Ein Azubi arbeitet an einer Anlage: Der Fachkräftemangel belastet die deutsche Wirtschaft sehr.

„Aufgrund der Relevanz der Migration für den deutschen Arbeitsmarkt wurden in der Vergangenheit bereits einige Politikmaßnahmen zur Stützung der Erwerbsmigration verabschiedet. Hierunter fällt zuvorderst das Fachkräfteeinwanderungsgesetz. In erster Form verabschiedet im Jahr 2019, wurde es im Jahr 2023 noch einmal grundlegend erweitert, mit dem Ziel, qualifizierten Arbeitnehmern aus Nicht-EU-Staaten den Arbeitsmarktzugang zu erleichtern“, heißt es im Fazit des DIW-Berichts. Es müsse aber noch mehr passieren, um diese Menschen sicher zu integrieren, so die Forschenden.

„Neben bürokratischen Hürden wie die Visaerteilung und Probleme bei der Anerkennung des Abschlusses geben Befragte vor allem fehlende Unterstützung bei der Arbeitssuche aus dem Ausland und dem Erlernen der deutschen Sprache als Hinderungsgrund für die Erwerbsaufnahme in Deutschland an“. Es müsse aber auch mehr getan werden, um Geflüchtete in den Arbeitsmarkt zu integrieren. Das Asylverfahren dauere aktuell im Schnitt 8,7 Monate – eine Beschleunigung würde eine schnellere Integration in den Arbeitsmarkt bewirken.

Migrationsdebatte wird in Deutschland aktuell anders geführt: Jobs sind „Grundlage jeder Integration“

Das ist auch etwas, das Peter Hübner im FAZ-Interview unterstützt. „Ich bin überzeugt: Sichere Jobs sind Grundlage jeder Integration.“ Das aktuelle Arbeitsverbot für Geflüchtete macht es dieser Gruppe aber besonders schwer, in Deutschland wirklich Fuß zu fassen. Geflüchtete dürfen in der Regel erst nach sechs Monaten im Land einer Arbeit nachgehen.

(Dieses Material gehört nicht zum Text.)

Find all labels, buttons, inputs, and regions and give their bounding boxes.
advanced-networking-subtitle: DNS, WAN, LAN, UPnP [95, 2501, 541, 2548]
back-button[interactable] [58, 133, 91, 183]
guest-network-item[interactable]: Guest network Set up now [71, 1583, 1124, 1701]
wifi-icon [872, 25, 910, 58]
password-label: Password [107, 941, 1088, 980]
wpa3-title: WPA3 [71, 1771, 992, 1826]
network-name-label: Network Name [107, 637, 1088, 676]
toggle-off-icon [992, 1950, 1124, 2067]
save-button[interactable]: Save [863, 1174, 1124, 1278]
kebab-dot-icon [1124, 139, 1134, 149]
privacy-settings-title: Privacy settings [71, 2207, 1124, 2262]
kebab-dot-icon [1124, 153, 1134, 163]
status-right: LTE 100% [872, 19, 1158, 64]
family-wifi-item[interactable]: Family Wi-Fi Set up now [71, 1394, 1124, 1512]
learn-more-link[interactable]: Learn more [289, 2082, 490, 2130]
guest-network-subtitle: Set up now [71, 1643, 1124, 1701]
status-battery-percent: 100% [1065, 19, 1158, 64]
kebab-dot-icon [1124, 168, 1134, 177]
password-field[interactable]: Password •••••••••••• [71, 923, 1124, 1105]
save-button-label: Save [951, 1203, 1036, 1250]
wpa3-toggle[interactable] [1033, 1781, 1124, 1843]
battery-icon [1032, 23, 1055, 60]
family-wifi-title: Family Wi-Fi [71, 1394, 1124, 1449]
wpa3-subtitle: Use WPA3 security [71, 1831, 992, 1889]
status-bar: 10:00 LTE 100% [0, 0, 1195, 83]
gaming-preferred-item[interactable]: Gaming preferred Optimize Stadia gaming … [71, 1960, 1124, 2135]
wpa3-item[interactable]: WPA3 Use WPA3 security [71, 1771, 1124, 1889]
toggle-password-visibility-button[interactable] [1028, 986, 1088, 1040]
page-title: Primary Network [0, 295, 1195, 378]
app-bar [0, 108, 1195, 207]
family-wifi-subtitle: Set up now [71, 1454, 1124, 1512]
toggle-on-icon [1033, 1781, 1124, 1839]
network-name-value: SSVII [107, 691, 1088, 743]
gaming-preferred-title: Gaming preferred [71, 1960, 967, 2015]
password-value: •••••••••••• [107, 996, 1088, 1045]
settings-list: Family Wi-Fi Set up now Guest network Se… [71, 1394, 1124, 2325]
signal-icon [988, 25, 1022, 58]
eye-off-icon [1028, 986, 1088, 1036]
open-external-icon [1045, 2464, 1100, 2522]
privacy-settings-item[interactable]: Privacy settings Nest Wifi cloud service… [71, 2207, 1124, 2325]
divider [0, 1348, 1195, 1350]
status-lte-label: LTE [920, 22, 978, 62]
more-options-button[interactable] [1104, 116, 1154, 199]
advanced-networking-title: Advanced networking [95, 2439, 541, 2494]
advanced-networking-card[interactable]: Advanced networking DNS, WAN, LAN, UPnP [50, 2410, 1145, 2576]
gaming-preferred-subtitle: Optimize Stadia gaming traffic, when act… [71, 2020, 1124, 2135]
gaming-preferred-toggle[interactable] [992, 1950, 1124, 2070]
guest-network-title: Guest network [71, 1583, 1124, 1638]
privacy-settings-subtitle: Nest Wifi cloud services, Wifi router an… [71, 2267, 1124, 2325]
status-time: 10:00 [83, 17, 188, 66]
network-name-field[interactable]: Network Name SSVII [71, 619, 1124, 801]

Auch Thomas Reimann, Baupräsident in Hessen und Thüringen, hat gegenüber IPPEN.MEDIA die Bedeutung der Migration betont. „Die letzten Jahrzehnte zeigen, dass gelungene Migration wesentlich dazu beigetragen hat, dem Fachkräftemangel erfolgreich zu begegnen. Mit den anstehenden Herausforderungen bei der Energiewende, bei Infrastrukturmaßnahmen und Wohnungsbau werden wir ohne Fachkräfte, aus dem Inland mit unserem Nachwuchs, aber auch aus dem Ausland nicht handlungsfähig bleiben.“

Die momentane Debatte geht aber eher nicht in diese Richtung. Der Fokus liegt darauf, den Eintritt nach Deutschland zu erschweren und das Land eher abzuschotten. Die CDU hat zwar das Fachkräfteeinwanderungsgesetz immer unterstützt; doch darüber wird aktuell wenig gesprochen.